CHARLOTTE, N.C. -- Carolina Panthers coach Ron Rivera and his family are OK after firefighters battled a blaze at his house that caused significant damage early Monday morning.
Rivera told reporters at the scene he heard smoke detectors going off, and Panthers spokesman Charlie Dayton confirmed that everyone in the house got out safely.
"Everybody is OK, and that's the most important thing," Dayton said.
The Charlotte Fire Department ruled the fire was accidental and was caused by the fireplace. They said the cost of damage was approximately $500,000.
Rivera said his brothers had been watching football all day and had the fireplace on.
"They're football junkies and they were watching football all day. They had the fireplace on for quite a few hours," he said. "When we got done that night and when I got home and watched the end of the game and shut it down and went to bed it somehow just smoldered and kicked into high gear later on."
Rivera's sister-in-law told the television station that six people -- Rivera, his wife, Stephanie, his two brothers and their wives -- were in the house when the fire started.
According to officials, 55 firefighters responded to the two-alarm call around 4 a.m. ET and found heavy smoke and flames coming from the house. A hole was cut in the roof of the three-story brick house to get the fire under control, and the family's pets were also rescued.
"You are looking at a large house with damage to the roof and attic area," Capt. Rob Brisley, a department spokesman, said at a news conference. "Anytime you are faced with a fire and your family is displaced, it is significant for the homeowner and it is significant for the family. We are just grateful that there are no injuries."
It took firefighters more than an hour to get the flames under control.
"The challenge with this large house was this fire had escaped to the roof area and it required more firefighters and extra hoses to contain," Brisley said. "The fire department was able to control this fire in about an hour, but we have a long morning ahead of us. The primary focus will be taking care of the family and their needs along with investigating the fire."

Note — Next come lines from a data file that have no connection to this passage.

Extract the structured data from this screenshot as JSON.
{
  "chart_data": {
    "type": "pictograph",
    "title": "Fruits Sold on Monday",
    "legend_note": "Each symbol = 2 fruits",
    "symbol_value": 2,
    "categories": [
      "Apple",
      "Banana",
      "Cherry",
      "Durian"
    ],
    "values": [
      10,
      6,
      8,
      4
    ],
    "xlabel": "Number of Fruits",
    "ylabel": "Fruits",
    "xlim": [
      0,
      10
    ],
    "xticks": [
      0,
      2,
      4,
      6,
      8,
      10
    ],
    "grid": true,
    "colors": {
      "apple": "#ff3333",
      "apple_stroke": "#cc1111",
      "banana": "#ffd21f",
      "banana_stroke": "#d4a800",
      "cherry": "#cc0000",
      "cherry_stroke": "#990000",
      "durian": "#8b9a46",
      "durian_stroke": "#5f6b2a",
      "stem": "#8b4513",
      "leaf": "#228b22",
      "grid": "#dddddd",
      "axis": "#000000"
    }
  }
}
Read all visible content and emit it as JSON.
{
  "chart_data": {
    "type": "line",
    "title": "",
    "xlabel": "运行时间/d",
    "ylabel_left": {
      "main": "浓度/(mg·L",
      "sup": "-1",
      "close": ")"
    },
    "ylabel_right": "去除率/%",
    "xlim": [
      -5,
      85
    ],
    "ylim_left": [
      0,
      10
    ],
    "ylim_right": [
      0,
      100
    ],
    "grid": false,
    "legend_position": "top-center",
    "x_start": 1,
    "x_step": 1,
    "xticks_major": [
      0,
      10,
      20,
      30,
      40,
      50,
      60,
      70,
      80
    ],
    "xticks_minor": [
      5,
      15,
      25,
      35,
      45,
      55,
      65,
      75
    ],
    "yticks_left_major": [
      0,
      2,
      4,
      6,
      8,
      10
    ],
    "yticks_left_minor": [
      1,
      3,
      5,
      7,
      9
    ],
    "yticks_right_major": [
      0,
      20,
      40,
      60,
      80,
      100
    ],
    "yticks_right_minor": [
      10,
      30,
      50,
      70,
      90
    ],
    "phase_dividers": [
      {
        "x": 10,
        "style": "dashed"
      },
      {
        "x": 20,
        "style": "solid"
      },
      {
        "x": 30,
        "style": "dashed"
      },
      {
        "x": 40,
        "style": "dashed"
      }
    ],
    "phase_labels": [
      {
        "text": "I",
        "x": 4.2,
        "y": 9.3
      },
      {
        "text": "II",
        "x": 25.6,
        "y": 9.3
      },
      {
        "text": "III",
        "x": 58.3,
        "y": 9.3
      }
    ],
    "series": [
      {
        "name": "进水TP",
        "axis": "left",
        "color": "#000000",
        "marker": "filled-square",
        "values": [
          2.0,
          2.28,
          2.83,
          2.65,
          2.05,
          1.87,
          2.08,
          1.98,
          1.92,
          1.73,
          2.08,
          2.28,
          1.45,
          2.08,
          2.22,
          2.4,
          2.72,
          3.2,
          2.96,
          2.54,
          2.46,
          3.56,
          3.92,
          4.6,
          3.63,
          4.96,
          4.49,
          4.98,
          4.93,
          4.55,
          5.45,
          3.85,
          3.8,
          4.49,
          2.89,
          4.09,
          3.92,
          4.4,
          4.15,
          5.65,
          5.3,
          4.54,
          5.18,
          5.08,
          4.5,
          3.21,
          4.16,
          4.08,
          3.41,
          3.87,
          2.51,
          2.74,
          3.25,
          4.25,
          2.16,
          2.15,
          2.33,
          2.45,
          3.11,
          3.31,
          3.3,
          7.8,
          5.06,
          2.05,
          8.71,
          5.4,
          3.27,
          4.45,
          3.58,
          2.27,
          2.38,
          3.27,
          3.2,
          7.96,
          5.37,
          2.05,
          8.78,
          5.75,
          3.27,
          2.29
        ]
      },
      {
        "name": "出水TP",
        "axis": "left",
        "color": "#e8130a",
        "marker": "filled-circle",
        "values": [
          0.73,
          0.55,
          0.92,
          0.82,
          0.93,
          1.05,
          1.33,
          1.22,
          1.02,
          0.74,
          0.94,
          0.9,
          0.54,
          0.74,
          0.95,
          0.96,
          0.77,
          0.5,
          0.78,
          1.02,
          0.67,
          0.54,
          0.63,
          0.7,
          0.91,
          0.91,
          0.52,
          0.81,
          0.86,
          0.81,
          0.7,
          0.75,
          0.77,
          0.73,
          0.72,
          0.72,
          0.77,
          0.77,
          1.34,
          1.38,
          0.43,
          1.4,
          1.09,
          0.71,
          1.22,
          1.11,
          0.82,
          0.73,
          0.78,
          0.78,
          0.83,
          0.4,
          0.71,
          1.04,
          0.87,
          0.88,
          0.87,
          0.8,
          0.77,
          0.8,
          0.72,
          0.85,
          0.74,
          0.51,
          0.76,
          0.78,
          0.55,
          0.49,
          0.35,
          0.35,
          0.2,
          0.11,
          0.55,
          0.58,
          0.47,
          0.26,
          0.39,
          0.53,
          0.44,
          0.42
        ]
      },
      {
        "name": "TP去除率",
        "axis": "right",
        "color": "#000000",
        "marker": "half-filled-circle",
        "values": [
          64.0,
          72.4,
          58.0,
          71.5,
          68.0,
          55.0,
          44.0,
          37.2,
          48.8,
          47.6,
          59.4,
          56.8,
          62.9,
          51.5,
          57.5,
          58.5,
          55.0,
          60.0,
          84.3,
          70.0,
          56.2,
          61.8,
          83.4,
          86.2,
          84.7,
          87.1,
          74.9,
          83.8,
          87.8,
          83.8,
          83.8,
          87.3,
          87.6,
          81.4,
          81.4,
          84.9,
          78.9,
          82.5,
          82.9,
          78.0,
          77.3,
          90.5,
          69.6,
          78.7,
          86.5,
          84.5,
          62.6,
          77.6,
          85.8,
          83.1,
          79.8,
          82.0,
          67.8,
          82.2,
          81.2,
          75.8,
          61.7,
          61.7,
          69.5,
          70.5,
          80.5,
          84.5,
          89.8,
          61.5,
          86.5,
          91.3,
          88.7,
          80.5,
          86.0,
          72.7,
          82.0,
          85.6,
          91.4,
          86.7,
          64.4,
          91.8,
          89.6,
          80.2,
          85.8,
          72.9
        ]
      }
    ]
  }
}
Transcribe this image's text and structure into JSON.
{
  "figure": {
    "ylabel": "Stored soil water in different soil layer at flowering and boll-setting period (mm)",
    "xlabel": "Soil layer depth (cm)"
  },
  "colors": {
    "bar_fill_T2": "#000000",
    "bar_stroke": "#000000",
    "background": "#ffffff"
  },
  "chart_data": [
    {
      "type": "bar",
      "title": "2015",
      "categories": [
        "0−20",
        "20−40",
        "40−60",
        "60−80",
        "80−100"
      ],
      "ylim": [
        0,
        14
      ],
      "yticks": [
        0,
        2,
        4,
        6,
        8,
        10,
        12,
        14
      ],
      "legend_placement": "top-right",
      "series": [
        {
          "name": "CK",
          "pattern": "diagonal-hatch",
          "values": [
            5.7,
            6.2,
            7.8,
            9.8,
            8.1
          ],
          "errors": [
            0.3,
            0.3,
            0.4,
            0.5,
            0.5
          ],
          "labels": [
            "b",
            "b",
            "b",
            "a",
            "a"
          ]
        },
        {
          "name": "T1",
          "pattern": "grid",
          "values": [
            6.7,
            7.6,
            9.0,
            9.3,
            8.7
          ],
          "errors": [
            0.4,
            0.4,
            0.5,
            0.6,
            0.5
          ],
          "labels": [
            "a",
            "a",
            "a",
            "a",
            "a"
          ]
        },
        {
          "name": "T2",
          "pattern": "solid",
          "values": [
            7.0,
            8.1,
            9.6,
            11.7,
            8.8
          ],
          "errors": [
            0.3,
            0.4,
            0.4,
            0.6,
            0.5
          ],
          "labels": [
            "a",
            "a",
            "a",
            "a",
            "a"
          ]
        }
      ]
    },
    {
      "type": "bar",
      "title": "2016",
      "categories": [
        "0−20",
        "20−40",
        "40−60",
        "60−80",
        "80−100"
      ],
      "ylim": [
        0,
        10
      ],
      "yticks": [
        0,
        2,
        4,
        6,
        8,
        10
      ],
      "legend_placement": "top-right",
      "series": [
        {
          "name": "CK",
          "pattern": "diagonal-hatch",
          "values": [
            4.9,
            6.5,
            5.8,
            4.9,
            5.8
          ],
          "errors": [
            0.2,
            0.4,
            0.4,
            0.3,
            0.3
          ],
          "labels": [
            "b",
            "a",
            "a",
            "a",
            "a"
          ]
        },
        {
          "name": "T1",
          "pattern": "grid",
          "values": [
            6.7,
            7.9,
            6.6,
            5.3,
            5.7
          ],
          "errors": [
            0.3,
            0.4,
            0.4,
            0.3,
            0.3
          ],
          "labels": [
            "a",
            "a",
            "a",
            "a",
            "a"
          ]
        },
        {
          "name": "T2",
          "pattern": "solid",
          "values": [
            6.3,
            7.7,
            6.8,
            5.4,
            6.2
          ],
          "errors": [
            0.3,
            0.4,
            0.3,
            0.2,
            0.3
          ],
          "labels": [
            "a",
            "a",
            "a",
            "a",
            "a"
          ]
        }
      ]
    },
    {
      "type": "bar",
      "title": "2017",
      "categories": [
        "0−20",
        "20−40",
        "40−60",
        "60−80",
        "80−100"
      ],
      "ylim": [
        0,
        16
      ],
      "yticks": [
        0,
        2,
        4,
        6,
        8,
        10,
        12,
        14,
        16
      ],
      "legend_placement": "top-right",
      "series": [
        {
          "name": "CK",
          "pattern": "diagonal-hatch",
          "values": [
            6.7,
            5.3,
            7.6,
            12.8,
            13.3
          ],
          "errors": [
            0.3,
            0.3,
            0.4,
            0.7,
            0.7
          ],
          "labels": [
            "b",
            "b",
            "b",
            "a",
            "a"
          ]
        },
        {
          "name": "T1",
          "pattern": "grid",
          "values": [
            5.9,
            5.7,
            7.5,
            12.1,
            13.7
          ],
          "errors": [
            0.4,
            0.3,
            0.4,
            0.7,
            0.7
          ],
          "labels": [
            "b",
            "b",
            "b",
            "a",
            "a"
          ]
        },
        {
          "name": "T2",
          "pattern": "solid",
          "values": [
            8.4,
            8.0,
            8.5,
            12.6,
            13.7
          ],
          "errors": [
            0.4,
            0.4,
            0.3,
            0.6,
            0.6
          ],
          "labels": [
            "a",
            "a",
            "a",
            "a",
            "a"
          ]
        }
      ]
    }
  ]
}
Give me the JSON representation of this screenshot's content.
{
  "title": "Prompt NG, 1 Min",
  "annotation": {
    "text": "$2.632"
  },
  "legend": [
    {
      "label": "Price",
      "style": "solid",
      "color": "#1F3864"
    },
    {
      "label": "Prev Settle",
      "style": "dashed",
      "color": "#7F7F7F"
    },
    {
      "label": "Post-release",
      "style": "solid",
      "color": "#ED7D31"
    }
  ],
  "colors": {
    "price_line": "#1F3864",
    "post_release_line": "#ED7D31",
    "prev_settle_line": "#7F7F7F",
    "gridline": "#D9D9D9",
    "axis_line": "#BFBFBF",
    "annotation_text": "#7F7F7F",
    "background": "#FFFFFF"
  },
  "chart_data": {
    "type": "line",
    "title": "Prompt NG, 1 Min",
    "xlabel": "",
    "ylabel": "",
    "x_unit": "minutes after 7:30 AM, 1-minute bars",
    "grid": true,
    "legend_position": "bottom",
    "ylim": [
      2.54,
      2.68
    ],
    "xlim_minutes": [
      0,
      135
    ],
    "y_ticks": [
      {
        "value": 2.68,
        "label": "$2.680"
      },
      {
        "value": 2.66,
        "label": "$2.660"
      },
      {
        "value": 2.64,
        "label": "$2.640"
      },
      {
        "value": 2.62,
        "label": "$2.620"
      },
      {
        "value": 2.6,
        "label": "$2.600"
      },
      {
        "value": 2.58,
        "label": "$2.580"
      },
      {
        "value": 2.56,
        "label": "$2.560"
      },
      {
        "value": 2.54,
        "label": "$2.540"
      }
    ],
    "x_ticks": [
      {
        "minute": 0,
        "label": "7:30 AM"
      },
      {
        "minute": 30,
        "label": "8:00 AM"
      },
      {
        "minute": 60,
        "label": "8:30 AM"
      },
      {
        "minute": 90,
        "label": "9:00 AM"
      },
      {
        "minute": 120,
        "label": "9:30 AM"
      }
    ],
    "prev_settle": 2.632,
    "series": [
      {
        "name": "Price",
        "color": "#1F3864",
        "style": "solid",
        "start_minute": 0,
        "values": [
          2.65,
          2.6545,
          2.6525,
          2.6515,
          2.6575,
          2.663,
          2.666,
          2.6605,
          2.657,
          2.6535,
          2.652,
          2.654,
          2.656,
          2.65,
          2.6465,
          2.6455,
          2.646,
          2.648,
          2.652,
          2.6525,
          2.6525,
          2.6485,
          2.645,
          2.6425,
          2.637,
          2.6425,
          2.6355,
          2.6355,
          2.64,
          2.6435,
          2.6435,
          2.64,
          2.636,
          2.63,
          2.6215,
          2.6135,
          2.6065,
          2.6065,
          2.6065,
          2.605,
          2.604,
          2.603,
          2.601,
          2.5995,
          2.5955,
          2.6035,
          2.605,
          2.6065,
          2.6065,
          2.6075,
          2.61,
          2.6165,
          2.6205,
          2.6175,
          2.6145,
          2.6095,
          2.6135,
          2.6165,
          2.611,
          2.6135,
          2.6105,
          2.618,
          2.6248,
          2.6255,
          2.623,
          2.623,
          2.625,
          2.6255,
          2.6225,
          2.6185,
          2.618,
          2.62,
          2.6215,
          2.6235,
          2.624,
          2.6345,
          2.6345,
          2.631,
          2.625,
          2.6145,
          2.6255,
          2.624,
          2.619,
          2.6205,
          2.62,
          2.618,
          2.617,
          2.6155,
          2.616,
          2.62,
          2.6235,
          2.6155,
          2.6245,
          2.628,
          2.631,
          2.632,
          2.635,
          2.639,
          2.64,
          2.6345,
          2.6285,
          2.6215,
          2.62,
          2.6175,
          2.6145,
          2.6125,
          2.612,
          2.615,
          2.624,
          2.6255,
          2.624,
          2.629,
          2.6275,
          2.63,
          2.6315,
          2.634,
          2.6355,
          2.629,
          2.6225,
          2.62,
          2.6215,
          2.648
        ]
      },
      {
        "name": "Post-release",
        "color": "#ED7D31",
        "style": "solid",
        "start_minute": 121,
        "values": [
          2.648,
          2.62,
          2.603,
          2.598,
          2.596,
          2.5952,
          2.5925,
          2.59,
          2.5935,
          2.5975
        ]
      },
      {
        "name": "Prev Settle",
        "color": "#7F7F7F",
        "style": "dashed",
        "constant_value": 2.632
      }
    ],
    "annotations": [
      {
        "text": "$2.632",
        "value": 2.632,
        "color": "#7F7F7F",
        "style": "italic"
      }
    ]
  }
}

Brisley said Rivera's family will not be able to stay in the house in the short term. Rivera is working on temporary living arrangements.
Rivera said he had neighbors providing coffee and making breakfast for his family.
"We're fortunate we live in a terrific neighborhood," he said. "A lot of Panther fans, that was huge. It most certainly did speak very highly to southern hospitality and neighborly feelings towards one another."
"We're very fortunate, but we're all right," he added. "This opportunity to work, opportunity to continue to work, is very reassuring. This could have been worse, like Cam's situation could have been worse, but it wasn't. So we're very fortunate, and we're not going to look back. In a lot of ways, like I said, it's kind of like 'It's a Wonderful Life.'
"You realize, you recognize and you understand. You see things through a different set of eyes now. It wasn't quite as harrowing, but none the less, it's there. I hope everybody understands that Stephanie and I are OK. We're very fortunate."
Panthers tight end Greg Olsen said he learned of Rivera's house fire in a text early this morning from his father. He then texted Rivera and was assured everything was all right.
He is not worried about it being a distraction in preparation to face the Seattle Seahawks.
"We've said it around here for a long time: The one thing we do a good job with, we do a good job of keeping the focus on the task at hand," Olsen said. "These personal off-the-field things that do come up during the season, Coach has set a good example of how to handle that.
"If anybody is prepared for it, it'll be him."
Rivera echoed the sentiment.
"Most of the stress will be at home," he said. "[Football] is easy, this really is. This will be a great way for me to take my mind off it just for a little bit."
The fire was two days after the Panthers (8-8-1) beat Arizona 27-16 in an NFC wild-card game to advance to a Saturday showdown with defending Super Bowl champion Seattle (12-4) in a divisional-round playoff game.
The Panthers have had plenty of off-the-field distractions this season, from defensive end Greg Hardy being placed on the commissioner's exempt list until his domestic violence case is resolved to quarterback Cam Newton being involved in a car crash on Dec. 9.
"There are stories every year," Olsen said. "Car accident to your starting quarterback. Head coach's house catches fire. Those are things I don't think anybody ever [expects] to be in your story."
Tight end Brandon Williams and backup quarterback Joe Webb hadn't heard about the fire when they arrived at the stadium around 11 a.m. Strong safety Roman Harper said he heard about it around 8 a.m. ET.
"I know Coach Rivera will be fine," Harper said. "I know he won't let it get in his way of what we're trying to get accomplished."
The Associated Press contributed to this report.